“If you want your children to be bright, read them Fairy Tales. If you want them to be brilliant, read them even more Fairy Tales.”
When I was a child, I believed there was a Santa Claus; my parents were very convincing. Maybe the unconscious roots of skepticism—by which I mean, not a particular philosophical stance (like, say, the Pyrrhonists), but just doubt in search of evidence—go back to the discovery that it warn’t so. But I was still young, and one myth was easily replaced by another called Christianity: a myth with more room to grow, ultimately leading to study of some of the big theological thinkers. I have since spent some time studying other mythologies.
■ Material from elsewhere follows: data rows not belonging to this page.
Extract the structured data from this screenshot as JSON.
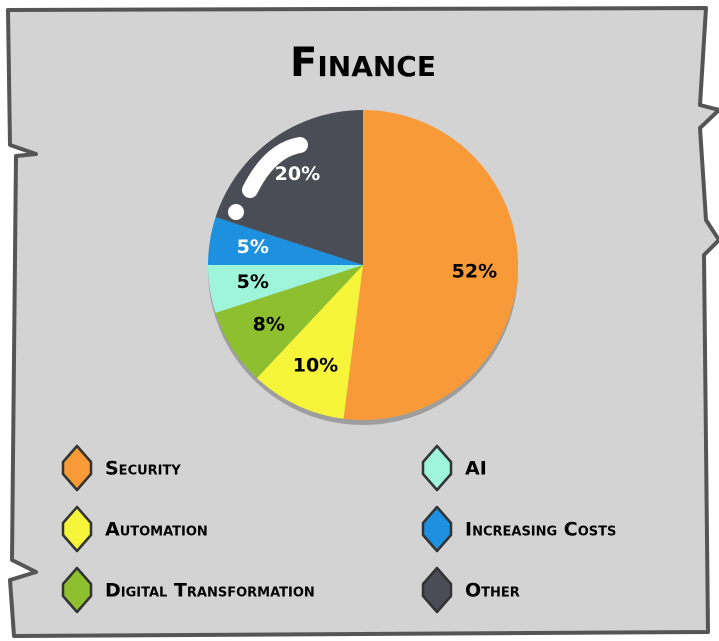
{
  "chart_data": {
    "type": "pie",
    "title": "Finance",
    "categories": [
      "Security",
      "Automation",
      "Digital Transformation",
      "AI",
      "Increasing Costs",
      "Other"
    ],
    "values": [
      52,
      10,
      8,
      5,
      5,
      20
    ],
    "value_labels": [
      "52%",
      "10%",
      "8%",
      "5%",
      "5%",
      "20%"
    ],
    "colors": [
      "#f99a38",
      "#f7f53a",
      "#8dbf2e",
      "#9ef5da",
      "#1e90e0",
      "#4a4d55"
    ]
  }
}
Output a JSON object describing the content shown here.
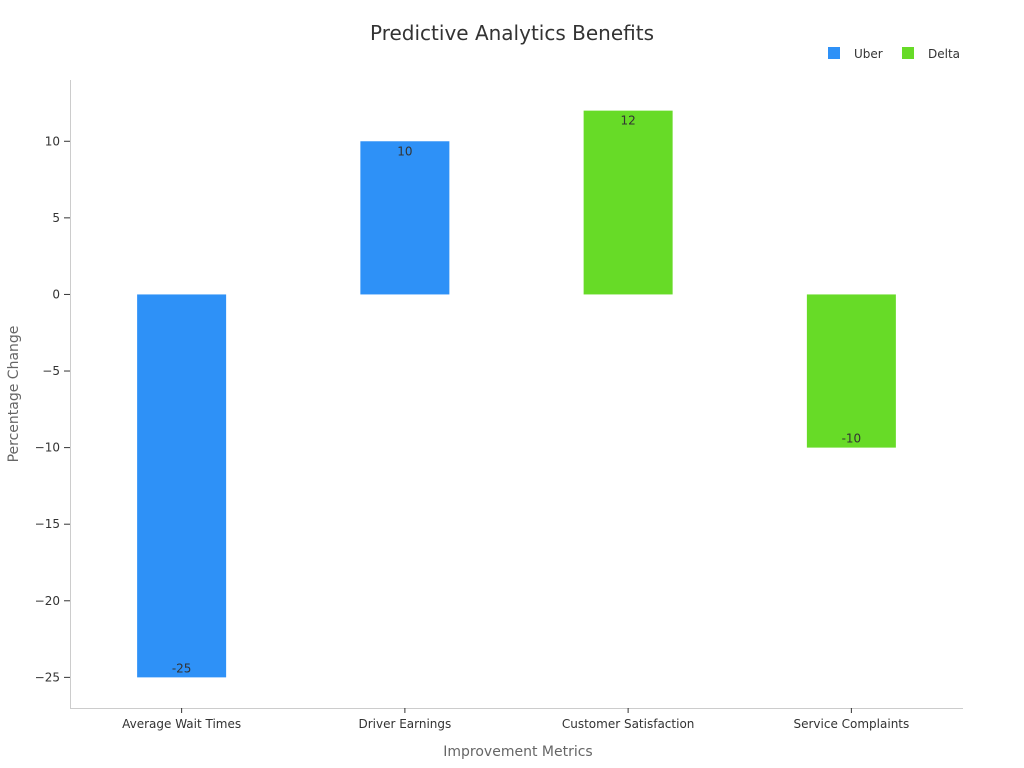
{
  "chart_data": {
    "type": "bar",
    "title": "Predictive Analytics Benefits",
    "xlabel": "Improvement Metrics",
    "ylabel": "Percentage Change",
    "categories": [
      "Average Wait Times",
      "Driver Earnings",
      "Customer Satisfaction",
      "Service Complaints"
    ],
    "series": [
      {
        "name": "Uber",
        "color": "#2E91F7",
        "values": [
          -25,
          10,
          null,
          null
        ]
      },
      {
        "name": "Delta",
        "color": "#67DB27",
        "values": [
          null,
          null,
          12,
          -10
        ]
      }
    ],
    "data_labels": [
      "-25",
      "10",
      "12",
      "-10"
    ],
    "ylim": [
      -27,
      14
    ],
    "yticks": [
      10,
      5,
      0,
      -5,
      -10,
      -15,
      -20,
      -25
    ],
    "ytick_labels": [
      "10",
      "5",
      "0",
      "−5",
      "−10",
      "−15",
      "−20",
      "−25"
    ],
    "grid": false,
    "legend_position": "top-right"
  }
}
I have no grudge against fairy tales or myth: myth represents some of the highest art produced by humanity in its search for existential meaning. Mythic symbolism, from various cultures, can be rich in such meaning—Pueblo Indian creation myths no less so than the Biblical creation story, for example. Despite the fact that when one myth becomes “literalized” its adherents tend to scoff at the others; in forgetting how to read their own mythology, it seems they have forgotten how to read any of it.
Myth may embody historical events; but it is not history. Myth may articulate, in symbolic/allegorical and story form, sound philosophical propositions; but it is not philosophy. Myth may even tell of natural discoveries; but it is not science.
For my part, I say: let the children learn fairy tales and myth. As they grow, let them learn science, philosophy and the art of critical thinking. It is not teaching children fairy tales or myth—or religion—that stunts their intellectual development. It is conditioning them never to think outside a particular box; and I am convinced from my own experience (not with regard to Santa Claus) that some conditioning/programming during early childhood development can act later in much the same way as post-hypnotic suggestion, creating a block against critical thinking and exploration in certain areas.
Thus I see the danger, not so much in terms of the content of early education, but in terms of how the content is presented. I certainly don’t expect a religious believer to present their religious beliefs to their children as fairy tales or myth. I would only hope that they do not present it in such a way as to stunt or pre-empt later critical thinking. I know highly intelligent and reasonable people who, in applying their reasoning skills, conclude to one or another of the religious worldviews (maybe the one they grew up with, if any; maybe not). Generally, they are the kind of folks who are willing to continually examine and re-examine their beliefs. One does not have to be unreasonable to be religious, per se; on the other hand, even otherwise reasonable people cling to unreasonable beliefs.